25. The drug in one of the paragraphs.15 to 24, characterized in that it is injected directly into the respiratory tract.

26. The drug in one of the paragraphs.15 to 24, characterized in that it is used in aerosol form.

27. The drug in one of the paragraphs.15 to 24, characterized in that it is applied on the skin.

28. The drug in one of the paragraphs.15 to 24, characterized in that it is administered in conjunction with physiologically priemlemim solution using physiological buffer solutions.

30. Drug for p. 29, characterized in that the physiologically acceptable buffer solutions using physiological buffer solutions selected from the group comprising isotonic saline solution, normal saline, sodium bicarbonate or mixtures thereof.

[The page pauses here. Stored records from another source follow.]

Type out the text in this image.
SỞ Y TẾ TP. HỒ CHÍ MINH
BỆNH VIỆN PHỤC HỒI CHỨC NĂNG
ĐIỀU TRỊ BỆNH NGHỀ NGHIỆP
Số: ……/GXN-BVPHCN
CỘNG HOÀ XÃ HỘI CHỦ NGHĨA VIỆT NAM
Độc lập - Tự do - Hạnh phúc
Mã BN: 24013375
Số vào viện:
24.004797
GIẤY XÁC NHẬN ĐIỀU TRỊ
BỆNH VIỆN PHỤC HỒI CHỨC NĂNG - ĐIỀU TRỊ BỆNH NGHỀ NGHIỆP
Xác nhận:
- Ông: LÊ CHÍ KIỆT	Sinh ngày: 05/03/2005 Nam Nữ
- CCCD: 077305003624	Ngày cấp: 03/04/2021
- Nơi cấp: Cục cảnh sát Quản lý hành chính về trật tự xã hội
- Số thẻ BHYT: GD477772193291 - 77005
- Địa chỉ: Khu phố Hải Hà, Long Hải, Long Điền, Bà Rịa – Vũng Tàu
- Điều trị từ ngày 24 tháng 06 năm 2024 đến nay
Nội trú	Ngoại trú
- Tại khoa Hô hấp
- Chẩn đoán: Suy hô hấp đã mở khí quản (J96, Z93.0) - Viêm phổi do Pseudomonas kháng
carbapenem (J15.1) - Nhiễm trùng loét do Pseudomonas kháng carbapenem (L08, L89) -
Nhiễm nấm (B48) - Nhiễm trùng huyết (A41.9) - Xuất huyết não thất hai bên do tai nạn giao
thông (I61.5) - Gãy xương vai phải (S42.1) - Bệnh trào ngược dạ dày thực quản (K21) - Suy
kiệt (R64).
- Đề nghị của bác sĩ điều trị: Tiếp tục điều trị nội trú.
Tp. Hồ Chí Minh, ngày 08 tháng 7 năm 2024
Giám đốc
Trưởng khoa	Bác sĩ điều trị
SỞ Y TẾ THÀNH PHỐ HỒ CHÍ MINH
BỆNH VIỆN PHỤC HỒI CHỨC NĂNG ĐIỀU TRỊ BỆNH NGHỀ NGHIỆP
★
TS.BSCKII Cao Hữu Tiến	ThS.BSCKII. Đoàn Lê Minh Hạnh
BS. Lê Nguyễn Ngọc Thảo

31. The drug in one of the paragraphs.15 to 28, characterized in that it is used in combination with polimernym alcohol.

32. Drug under item 31, wherein polimerny alcohol is chosen from cetyl alcohol, glycerin, or a mixture thereof.

33. The drug in one of the paragraphs.15 - 32, characterized in that it is used for the treatment of nosological forms of cystic fibrosis in a mammal resulting from excessive amounts of HOCl.